Sunday, December 26, 2010

Eye On The Prize

You are probably thinking to yourself, "Those are really big guns" and you'd be right.  These are the Ruger Super Redhawk revolvers, and they aren't built for people who have recoil-phobia.  These guns are so big that the venerable 44 magnum is considered the lightweight cartridge offered for this lineup.  Offered in this line is the aforementioned 44 magnum and the completely insane 454 Casull cartridge.  The 454 is the mack daddy of Ruger's Super Redhawk lineup. 

At the end of the Century Club Challenge awaits one of these guns.  I have already decided on the cartridge I want - the 454 Casull.  The question is which gun do I really want, the 7.5" Super Redhawk or the 2.5" Super Redhawk Alaskan?

Looking at the reloading tables makes me immediately think to myself "Go for the 7.5" barrel!"  Just look at these numbers!

300 Grain XTP Bullet, loaded with 27.6gr of charge will travel at 1168 feet per second.  At the max of 28gr of powder, it could possibly hit 1700 fps.  Going with something more conservative, like a 250 grain Barnes X bullet will net you 1725 fps with 27.5gr of charge.  Loading it up hot can get it over 1785 fps.  That's one fast moving, really heavy bullet!  Even the lightweight 185gr XTP will go 2001 fps with a starting charge of 26.6gr.  Loaded up to its max, the potential is an out of this world 2159 feet per second... from a pistol!  At this speed, it's knocking on the back door of a 150 grain 30-30 round.  Yes, a 185gr 454 from a pistol can get going as fast as a 150 grain 30-30... from a rifle!  Amazing!

The shorter, 2.5" barrel on the Alaskan won't be able to match the speed and power from its longer barreled cousin, but consider that there is only a 10% reduction in speed (and 20% reduction in energy) from a gun that has had its barrel cut down by over 60%.  That's not a bad trade for a gun that is a bit more convenient to carry than the long barrel version.

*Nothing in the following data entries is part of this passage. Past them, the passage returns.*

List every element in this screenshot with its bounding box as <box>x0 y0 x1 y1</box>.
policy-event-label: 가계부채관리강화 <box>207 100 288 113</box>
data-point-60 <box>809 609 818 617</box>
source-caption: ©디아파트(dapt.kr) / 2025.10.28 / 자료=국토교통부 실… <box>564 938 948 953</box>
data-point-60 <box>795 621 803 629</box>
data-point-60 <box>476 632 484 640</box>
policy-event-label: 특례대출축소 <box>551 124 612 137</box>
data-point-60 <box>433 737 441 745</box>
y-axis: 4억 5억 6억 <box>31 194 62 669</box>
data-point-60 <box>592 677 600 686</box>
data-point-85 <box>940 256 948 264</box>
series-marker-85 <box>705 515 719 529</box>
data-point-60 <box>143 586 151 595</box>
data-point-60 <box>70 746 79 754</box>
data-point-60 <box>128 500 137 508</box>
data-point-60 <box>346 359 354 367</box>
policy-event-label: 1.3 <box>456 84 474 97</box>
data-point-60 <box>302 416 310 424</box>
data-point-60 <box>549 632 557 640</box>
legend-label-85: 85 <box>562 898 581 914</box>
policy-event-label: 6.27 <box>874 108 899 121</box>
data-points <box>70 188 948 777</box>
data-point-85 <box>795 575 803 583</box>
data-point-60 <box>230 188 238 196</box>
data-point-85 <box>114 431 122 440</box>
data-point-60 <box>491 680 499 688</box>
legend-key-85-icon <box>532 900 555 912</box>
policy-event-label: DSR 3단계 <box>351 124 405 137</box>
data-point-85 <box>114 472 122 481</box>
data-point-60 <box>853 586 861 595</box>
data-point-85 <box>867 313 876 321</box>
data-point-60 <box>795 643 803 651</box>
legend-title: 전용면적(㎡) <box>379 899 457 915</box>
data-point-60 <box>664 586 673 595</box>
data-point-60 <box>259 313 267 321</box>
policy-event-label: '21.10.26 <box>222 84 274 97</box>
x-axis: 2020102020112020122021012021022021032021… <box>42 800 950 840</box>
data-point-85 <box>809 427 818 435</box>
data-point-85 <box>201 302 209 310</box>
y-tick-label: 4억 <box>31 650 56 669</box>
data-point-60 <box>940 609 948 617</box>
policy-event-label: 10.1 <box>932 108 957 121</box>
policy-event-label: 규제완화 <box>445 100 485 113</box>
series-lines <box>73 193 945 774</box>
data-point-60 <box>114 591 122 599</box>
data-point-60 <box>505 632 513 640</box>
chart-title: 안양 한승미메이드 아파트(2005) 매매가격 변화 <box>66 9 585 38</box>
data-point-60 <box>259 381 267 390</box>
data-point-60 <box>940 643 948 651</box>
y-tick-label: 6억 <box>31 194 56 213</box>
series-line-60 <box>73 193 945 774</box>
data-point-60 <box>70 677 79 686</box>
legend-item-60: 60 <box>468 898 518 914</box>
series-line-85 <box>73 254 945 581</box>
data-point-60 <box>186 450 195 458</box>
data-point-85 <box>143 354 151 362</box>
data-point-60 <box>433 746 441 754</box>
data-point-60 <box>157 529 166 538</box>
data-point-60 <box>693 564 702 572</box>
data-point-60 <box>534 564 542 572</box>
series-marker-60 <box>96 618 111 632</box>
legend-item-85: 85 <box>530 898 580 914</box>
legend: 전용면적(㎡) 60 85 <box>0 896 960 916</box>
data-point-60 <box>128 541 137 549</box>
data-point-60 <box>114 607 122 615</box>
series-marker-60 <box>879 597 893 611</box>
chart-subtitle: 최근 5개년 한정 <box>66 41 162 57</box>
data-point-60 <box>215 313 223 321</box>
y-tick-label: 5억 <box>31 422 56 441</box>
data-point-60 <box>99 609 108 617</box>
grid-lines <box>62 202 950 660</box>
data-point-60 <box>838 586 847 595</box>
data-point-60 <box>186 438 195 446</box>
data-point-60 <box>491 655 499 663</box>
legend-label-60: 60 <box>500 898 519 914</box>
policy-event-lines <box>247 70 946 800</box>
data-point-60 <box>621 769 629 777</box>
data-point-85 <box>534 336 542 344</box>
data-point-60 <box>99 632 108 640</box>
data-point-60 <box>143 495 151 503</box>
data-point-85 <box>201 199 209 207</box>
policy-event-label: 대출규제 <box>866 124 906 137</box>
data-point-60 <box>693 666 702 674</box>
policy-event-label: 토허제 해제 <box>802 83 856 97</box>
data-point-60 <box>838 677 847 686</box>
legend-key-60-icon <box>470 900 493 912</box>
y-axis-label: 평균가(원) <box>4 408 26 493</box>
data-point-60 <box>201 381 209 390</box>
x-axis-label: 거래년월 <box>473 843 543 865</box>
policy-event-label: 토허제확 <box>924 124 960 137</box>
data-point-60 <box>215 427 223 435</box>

And this gun will be for carry.  The Redhawk Alaskan was designed for the exact purpose I want; carry.  I'm not planning on concealed carrying this firearm.  This is for the outdoors, when I'm in the deep woods, where my chances of running into large wild critters is more likely than running into another human.  This fact, however, does not dissuade me, however, from getting the 7.5" barreled version of the gun, as anything can be carried if you plan it right.  Holster choice makes a huge difference and will play a large role in determining which gun I decide on.

All in all, either one of these guns is a worthy prize, worthy of the Century Club Challenge.  As I continue to research these firearms, I will eventually come to a conclusion as to which will be best suited for me.